L’opposition étant pleinement accueillie sur la base du motif de l’article 8, paragraphe 1, point b), du RMUE, il n’y a pas lieu d’examiner davantage l’autre motif de l’opposition, à savoir l’article 8, paragraphe 5, du RMUE.
FRAIS
Conformément à l’article 109, paragraphe 1, du RMUE, la partie perdante dans une procédure d’opposition doit supporter les taxes et frais exposés par l’autre partie.
La demanderesse étant la partie perdante, elle doit supporter la taxe d’opposition ainsi que les frais exposés par l’opposante aux fins de la présente procédure.

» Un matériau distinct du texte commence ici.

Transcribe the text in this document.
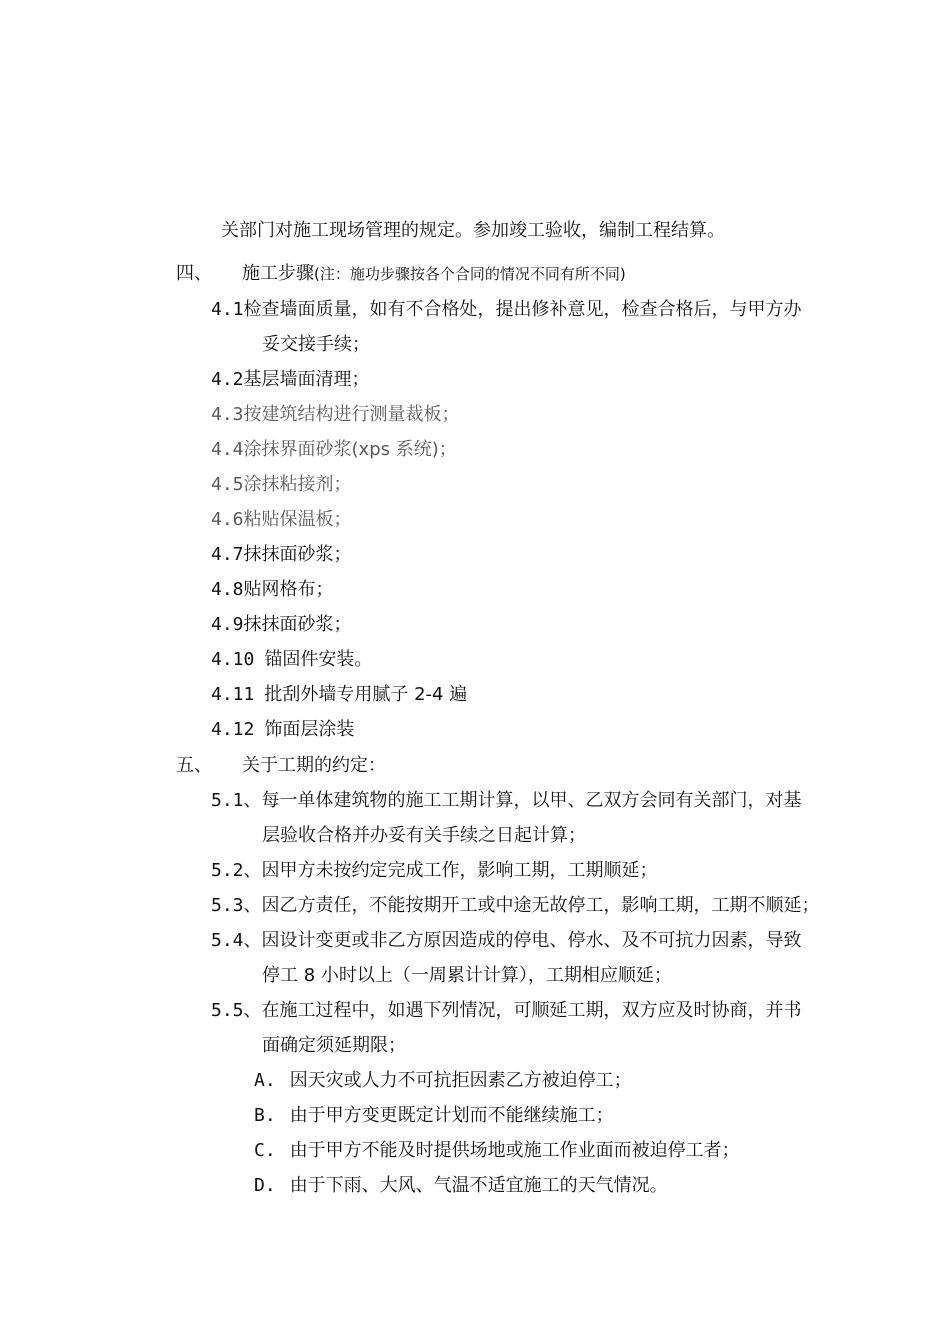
关部门对施工现场管理的规定。参加竣工验收，编制工程结算。
四、 施工步骤(注：施功步骤按各个合同的情况不同有所不同)
4.1检查墙面质量，如有不合格处，提出修补意见，检查合格后，与甲方办
妥交接手续；
4.2基层墙面清理；
4.3按建筑结构进行测量裁板；
4.4涂抹界面砂浆(xps 系统)；
4.5涂抹粘接剂；
4.6粘贴保温板；
4.7抹抹面砂浆；
4.8贴网格布；
4.9抹抹面砂浆；
4.10 锚固件安装。
4.11 批刮外墙专用腻子 2-4 遍
4.12 饰面层涂装
五、 关于工期的约定：
5.1、每一单体建筑物的施工工期计算，以甲、乙双方会同有关部门，对基
层验收合格并办妥有关手续之日起计算；
5.2、因甲方未按约定完成工作，影响工期，工期顺延；
5.3、因乙方责任，不能按期开工或中途无故停工，影响工期，工期不顺延；
5.4、因设计变更或非乙方原因造成的停电、停水、及不可抗力因素，导致
停工 8 小时以上（一周累计计算），工期相应顺延；
5.5、在施工过程中，如遇下列情况，可顺延工期，双方应及时协商，并书
面确定须延期限；
A. 因天灾或人力不可抗拒因素乙方被迫停工；
B. 由于甲方变更既定计划而不能继续施工；
C. 由于甲方不能及时提供场地或施工作业面而被迫停工者；
D. 由于下雨、大风、气温不适宜施工的天气情况。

Conformément à l’article 109, paragraphe 1 et (7) du RMUE et à l’article 18, paragraphe 1, point c) i), du REMUE, les frais à payer à l’opposante sont la taxe d’opposition et les frais de représentation, qui sont fixés sur la base du taux maximal qui y est fixé.

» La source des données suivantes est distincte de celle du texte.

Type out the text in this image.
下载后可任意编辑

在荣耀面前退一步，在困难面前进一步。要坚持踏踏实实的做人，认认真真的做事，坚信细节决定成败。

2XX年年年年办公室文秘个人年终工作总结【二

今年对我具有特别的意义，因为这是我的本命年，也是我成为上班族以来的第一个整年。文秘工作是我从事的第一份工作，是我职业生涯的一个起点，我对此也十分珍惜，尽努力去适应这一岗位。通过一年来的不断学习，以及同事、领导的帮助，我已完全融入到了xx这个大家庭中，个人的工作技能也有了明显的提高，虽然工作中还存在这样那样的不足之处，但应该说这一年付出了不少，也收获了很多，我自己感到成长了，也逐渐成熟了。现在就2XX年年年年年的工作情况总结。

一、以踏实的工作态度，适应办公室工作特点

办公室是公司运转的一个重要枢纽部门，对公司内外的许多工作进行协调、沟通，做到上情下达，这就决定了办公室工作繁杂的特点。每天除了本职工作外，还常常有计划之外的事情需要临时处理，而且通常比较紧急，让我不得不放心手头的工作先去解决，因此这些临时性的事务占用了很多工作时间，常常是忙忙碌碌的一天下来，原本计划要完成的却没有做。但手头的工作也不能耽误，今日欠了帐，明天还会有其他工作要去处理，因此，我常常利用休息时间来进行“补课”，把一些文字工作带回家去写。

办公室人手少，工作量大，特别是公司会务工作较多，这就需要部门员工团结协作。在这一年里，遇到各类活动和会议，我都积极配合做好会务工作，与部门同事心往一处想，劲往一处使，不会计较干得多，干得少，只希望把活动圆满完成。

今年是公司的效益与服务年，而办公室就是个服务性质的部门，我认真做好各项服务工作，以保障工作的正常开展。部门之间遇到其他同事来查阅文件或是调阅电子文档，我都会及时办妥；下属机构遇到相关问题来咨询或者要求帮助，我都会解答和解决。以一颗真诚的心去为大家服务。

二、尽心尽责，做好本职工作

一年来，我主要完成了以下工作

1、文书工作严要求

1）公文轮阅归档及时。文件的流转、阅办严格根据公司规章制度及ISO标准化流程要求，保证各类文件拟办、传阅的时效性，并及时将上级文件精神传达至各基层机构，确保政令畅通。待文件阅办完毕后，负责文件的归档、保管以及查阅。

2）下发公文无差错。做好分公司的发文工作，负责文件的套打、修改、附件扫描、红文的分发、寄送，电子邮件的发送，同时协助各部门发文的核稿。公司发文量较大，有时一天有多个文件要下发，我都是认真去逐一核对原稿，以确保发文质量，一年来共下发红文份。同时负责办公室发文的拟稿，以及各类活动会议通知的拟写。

De la division d’opposition
Louise d’hélen Caroline María del Carmen MOLINA BARDISA OLIVER FAULKNER COBOS PALOMO
Conformément à l’article 67 du RMUE, toute partie peut recourir contre cette décision pour autant que cette dernière n’ait pas fait droit à ses prétentions. Conformément à l’article 68 du RMUE, le recours doit être formé par écrit auprès de l’Office dans un délai de deux mois à compter du jour de la notification de la présente décision. L’acte de recours est déposé dans la langue de procédure de la décision attaquée. En outre, un mémoire exposant les motifs du recours doit être déposé par écrit dans un délai de quatre mois à compter de cette date. Le recours n’est considéré comme formé qu’après paiement de la taxe de recours d’un montant de 720 EUR.